У меня эти способности были с детства, только проявлялись очень редко. Я, например, сразу узнал, когда умерла мать в больнице. Это было утром, я стоял у стола и жевал холодную картофелину, оставшуюся от ужина: лень было готовить завтрак. И вдруг меня будто ледяным ветром обдало, и я понял, что мать умерла, — не знаю почему, но понял сразу и не ошибся. Года через четыре я напугал Женевьеву — готовил уроки и вдруг вскочил и крикнул: «Боже! Отца машина задавила!» Я даже видел вывеску бакалейщика на углу улицы, где это произошло, видел усатого шофера грузовика. Отец тогда долго лежал в больнице…

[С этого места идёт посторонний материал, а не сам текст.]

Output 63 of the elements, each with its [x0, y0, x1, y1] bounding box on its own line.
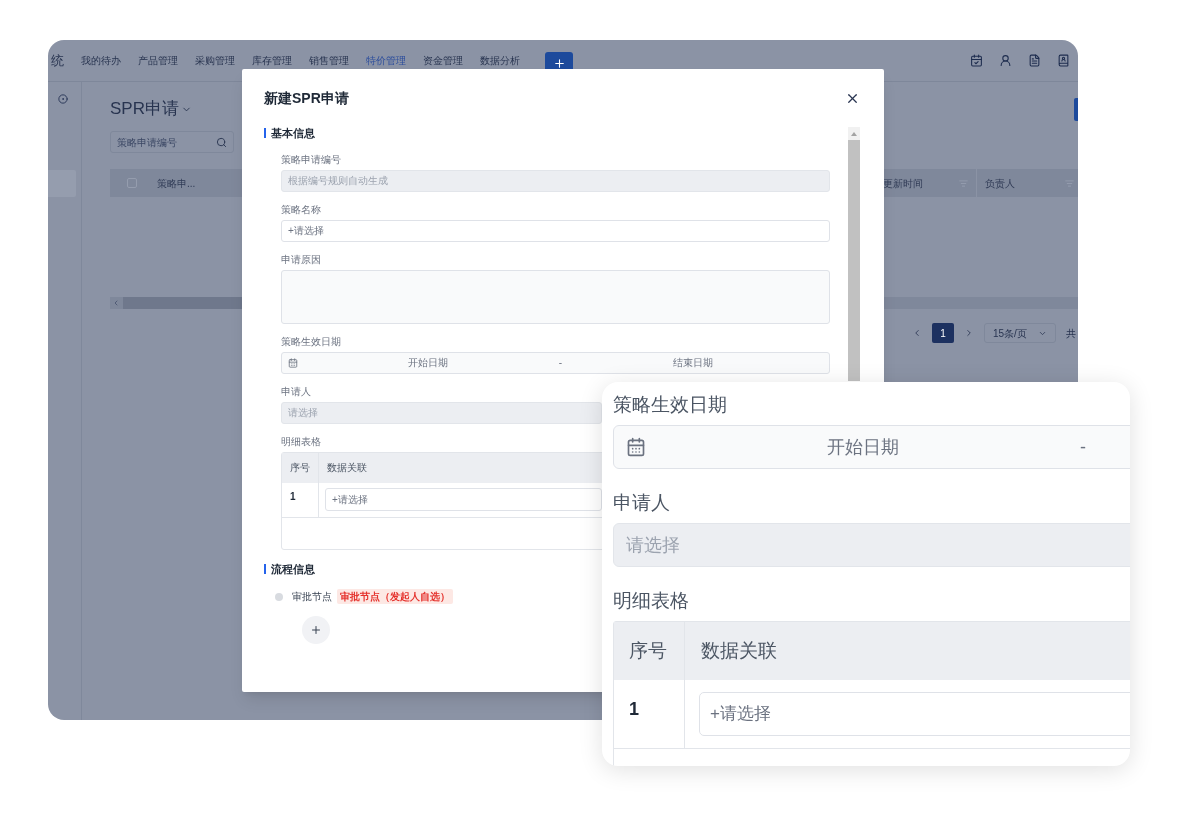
- column-header: 数据关联: [701, 638, 777, 663]
- document-icon[interactable]: [1028, 54, 1041, 67]
- row-number: 1: [629, 699, 639, 719]
- column-header: 数据关联: [327, 461, 367, 475]
- page-title: SPR申请: [110, 98, 179, 121]
- search-field[interactable]: 策略申请编号: [110, 131, 234, 153]
- total-count: 共: [1066, 326, 1076, 341]
- scroll-left-icon[interactable]: [112, 299, 120, 307]
- vertical-scrollbar[interactable]: [848, 127, 860, 381]
- column-header: 策略申...: [157, 176, 196, 191]
- close-icon[interactable]: [845, 91, 860, 106]
- date-range-field[interactable]: 开始日期 -: [613, 425, 1130, 469]
- start-date-placeholder: 开始日期: [827, 435, 899, 459]
- select-field[interactable]: +请选择: [699, 692, 1130, 736]
- user-icon[interactable]: [999, 54, 1012, 67]
- nav-tab[interactable]: 资金管理: [423, 53, 463, 68]
- contact-book-icon[interactable]: [1057, 54, 1070, 67]
- page-size-select[interactable]: 15条/页: [984, 323, 1056, 343]
- nav-tab[interactable]: 销售管理: [309, 53, 349, 68]
- calendar-check-icon[interactable]: [970, 54, 983, 67]
- field-label: 策略名称: [281, 203, 321, 215]
- field-label: 策略申请编号: [281, 153, 341, 165]
- node-tag: 审批节点（发起人自选）: [337, 589, 453, 604]
- column-header: 序号: [629, 638, 667, 663]
- date-separator: -: [558, 356, 563, 370]
- column-header: 序号: [290, 461, 310, 475]
- select-field[interactable]: +请选择: [281, 219, 830, 242]
- dialog-title: 新建SPR申请: [264, 89, 349, 108]
- column-header: 更新时间: [883, 176, 923, 191]
- field-label: 策略生效日期: [613, 394, 727, 415]
- next-page-icon[interactable]: [964, 328, 974, 338]
- column-header: 负责人: [985, 176, 1015, 191]
- section-title: 基本信息: [271, 126, 315, 141]
- nav-tab[interactable]: 采购管理: [195, 53, 235, 68]
- app-title: 统: [51, 51, 64, 70]
- nav-tab[interactable]: 我的待办: [81, 53, 121, 68]
- plus-icon: [310, 624, 322, 636]
- calendar-icon: [288, 357, 298, 368]
- nav-tab[interactable]: 产品管理: [138, 53, 178, 68]
- section-title: 流程信息: [271, 561, 315, 577]
- page-button[interactable]: 1: [932, 323, 954, 343]
- field-label: 明细表格: [281, 435, 321, 447]
- node-label: 审批节点: [292, 590, 332, 604]
- start-date-placeholder: 开始日期: [408, 356, 449, 370]
- row-number: 1: [290, 490, 296, 502]
- circle-dot-icon[interactable]: [58, 94, 68, 104]
- date-separator: -: [1080, 435, 1086, 459]
- add-node-button[interactable]: [302, 616, 330, 644]
- previous-page-icon[interactable]: [912, 328, 922, 338]
- nav-tab[interactable]: 库存管理: [252, 53, 292, 68]
- field-label: 明细表格: [613, 590, 689, 611]
- field-label: 申请人: [613, 492, 670, 513]
- field-label: 申请原因: [281, 253, 321, 265]
- select-field[interactable]: +请选择: [325, 488, 602, 511]
- nav-tab[interactable]: 数据分析: [480, 53, 520, 68]
- date-range-field[interactable]: 开始日期 - 结束日期: [281, 351, 830, 374]
- field-label: 申请人: [281, 385, 311, 397]
- nav-tab[interactable]: 特价管理: [366, 53, 406, 68]
- primary-button[interactable]: [1074, 97, 1078, 121]
- end-date-placeholder: 结束日期: [672, 356, 713, 370]
- calendar-icon: [626, 437, 646, 457]
- search-icon[interactable]: [216, 136, 227, 148]
- field-label: 策略生效日期: [281, 335, 341, 347]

А с Робером у меня все началось чуть ли не с первого взгляда. Я стоял у дверей барака. Высокий смуглый юноша в форме пехотинца почти пробежал мимо, перепрыгивая через свинцовые, рябые от ветра лужи. И вдруг он резко остановился, повернулся ко мне. С минуту мы молча глядели друг на друга.
— Как тебя зовут? — спросил он наконец. — Я Робер Мерсеро.
— Я Клод Лефевр, — сказал я, не сводя с него глаз.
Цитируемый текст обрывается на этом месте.